Sean Trane
Collier’s fifth album finds him reaching his creative peak with the awesome Darius project, which takes his composing skills up a few echelons on the ladder of great jazz songwriters. Indeed, if Collier’s impeccable sense of composition is easily recognizable, a big part of his album’s artistic success is how he assembles the different ingredients, most notably the musicians he chooses and how they will interact in the frame of the canvas he wrote for the project. Featuring a mix of some of the usual suspects from both his earlier albums and his next outings, we’ll find long-time collabs like Beckett, Lowther and Webb, along with newer mates like Castle (keys), Speight (el. guit) and Wadsworth (tromb).
In terms of the project, Darius is the first of Collier’s increased ambitions in terms of songwriting and Graham had created his own label Mosaic to allow himself all the freedom he wished. Mosaics would last mainly five years and Collier took full advantage of this new-found freedom from the very first release, the present Darius. Indeed, the album is mostly made up of one sole epic track, the 44-mins title track that was obviously sprawled over both sides of the vinyl, but presented on the CD as one whole uninterrupted track. Such a monster track can only dwarf its little brother, the 5-mins+ New Dawn, which has its own huge merits, but will likely to go unnoticed.

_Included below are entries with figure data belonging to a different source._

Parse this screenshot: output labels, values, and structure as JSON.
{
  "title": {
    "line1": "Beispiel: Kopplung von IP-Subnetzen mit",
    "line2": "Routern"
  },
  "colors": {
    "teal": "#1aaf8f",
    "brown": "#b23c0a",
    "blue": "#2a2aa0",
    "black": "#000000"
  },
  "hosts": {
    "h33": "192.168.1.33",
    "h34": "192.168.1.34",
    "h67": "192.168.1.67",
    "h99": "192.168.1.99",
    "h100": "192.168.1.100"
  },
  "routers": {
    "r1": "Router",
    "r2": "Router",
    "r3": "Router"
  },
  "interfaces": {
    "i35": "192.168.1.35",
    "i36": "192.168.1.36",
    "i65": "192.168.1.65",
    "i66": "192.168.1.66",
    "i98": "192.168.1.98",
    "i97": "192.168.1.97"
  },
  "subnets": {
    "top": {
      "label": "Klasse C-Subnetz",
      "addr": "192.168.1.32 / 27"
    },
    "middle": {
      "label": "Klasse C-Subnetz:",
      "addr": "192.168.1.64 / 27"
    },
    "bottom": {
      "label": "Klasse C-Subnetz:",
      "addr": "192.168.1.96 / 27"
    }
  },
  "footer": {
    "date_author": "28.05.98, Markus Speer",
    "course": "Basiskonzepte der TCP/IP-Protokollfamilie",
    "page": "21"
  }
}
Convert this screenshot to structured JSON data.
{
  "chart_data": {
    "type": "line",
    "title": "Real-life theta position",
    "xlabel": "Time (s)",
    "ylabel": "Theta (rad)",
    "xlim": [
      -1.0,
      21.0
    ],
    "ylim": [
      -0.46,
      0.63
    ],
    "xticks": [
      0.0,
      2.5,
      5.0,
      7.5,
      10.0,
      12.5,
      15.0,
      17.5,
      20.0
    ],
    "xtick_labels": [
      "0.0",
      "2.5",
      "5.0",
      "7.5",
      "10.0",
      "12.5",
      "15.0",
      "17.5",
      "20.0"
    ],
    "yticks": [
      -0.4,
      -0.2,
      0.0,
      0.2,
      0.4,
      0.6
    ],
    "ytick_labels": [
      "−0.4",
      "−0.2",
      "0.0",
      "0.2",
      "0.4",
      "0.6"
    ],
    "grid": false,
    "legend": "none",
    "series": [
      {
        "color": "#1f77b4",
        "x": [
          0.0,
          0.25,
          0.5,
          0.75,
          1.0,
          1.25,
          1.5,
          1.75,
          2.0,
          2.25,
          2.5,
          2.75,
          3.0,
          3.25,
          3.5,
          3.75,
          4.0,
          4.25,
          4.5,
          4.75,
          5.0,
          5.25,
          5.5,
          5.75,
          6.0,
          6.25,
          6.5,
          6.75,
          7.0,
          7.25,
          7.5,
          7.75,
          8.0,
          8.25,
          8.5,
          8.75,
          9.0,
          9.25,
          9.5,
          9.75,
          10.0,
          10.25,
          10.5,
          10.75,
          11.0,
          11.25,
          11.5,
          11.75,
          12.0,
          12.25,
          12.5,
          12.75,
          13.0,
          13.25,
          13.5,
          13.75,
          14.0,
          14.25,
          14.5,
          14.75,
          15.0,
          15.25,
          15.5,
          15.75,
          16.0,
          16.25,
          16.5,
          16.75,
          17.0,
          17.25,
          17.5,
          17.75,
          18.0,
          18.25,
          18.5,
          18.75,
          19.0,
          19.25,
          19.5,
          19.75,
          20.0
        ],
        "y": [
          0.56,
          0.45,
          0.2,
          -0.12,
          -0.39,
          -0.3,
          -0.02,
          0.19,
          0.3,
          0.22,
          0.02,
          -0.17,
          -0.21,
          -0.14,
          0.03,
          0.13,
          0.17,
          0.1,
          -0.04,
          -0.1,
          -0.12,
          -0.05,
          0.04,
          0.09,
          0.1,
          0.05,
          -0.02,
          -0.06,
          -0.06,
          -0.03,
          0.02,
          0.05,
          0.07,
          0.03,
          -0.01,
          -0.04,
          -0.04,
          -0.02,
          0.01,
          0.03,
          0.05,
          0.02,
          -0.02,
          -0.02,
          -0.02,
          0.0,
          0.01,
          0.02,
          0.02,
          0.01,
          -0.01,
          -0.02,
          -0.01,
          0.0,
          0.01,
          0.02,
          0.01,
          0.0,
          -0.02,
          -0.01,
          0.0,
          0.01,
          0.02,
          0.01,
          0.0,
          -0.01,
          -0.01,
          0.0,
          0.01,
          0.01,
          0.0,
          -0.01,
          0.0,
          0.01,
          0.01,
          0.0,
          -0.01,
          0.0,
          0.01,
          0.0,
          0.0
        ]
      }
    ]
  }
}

If the previous Collier works were sometimes flirting with the borders between jazz and rock, they were still quite firmly entrenched in the former idiom, much more so than Weather Report or Nucleus. But with Darius, that frontier is actually so close that the musicians often thread over the barriers, probably not always knowingly. Indeed Webb’s drumming is well in the line of what Marshall used to do for Collier and was doing in Nucleus and the same can be said for Geoff Castle and Karl Jenkins’ piano ticklings (not counting Karl’s horn activities), Geoff succeeding to Karl in Nucleus. Castle’s tasteful and outstanding Rhodes playing is one of the central foundation piece of Darius. As for Collier’s contrabass, it sometimes tends to forget to shine, but then again it is all at the music’s service rather than searching the spotlights. Up front, Speight’s electric guitar is simply excellent (reminiscent of Coryell or Spedding’s styles) and probably served as a reference to Holdsworth, Etheridge and some more later-70’s axemen in similar projects. On the horn side, while both trumpetists Lowther and Beckett are present, I haven’t really heard them playing simultaneously, part of the horn space being hogged up by the immense trombone of Wadsworth.
As usual, Collier’s music is filled with dramatic and descriptive moments and often drawing spine-chills, probably because like Ian Carr, he often writes about literary issues, in this case, the Persian king that gave the Athenians (and Greeks in general) such difficult times in Antiquity. And to pay some attention to the New Dawn, that little brother is obviously from the same bed as the Persian king that didn’t see the light of the next day. Strangely enough, we don’t miss the usually ever-present saxophone at all, partly because there is already so much to listen to already, that we’re not even noticing it.
So if you’re a fan of a certain type of early-70’s JR/F, like Nucleus, the Vitous-era Weather Report, Dean-era Soft Machine or Mwandishi, Darius will no doubt ravish you, and if you’re into more standard prog-rock, you might actually like it more than the afore-mentioned bands, because Collier’s songwriting is tighter, tidier and more structured. Well the last CD reissue of this absolute masterpiece was released in 2000 on the now-defunct Disconforme label, and I don’t see it reissued anytime soon, so you’d better run to your dealer quick and maim the people in line to grab that last copy. A little jail time will be indeed worthy in order to own this gem.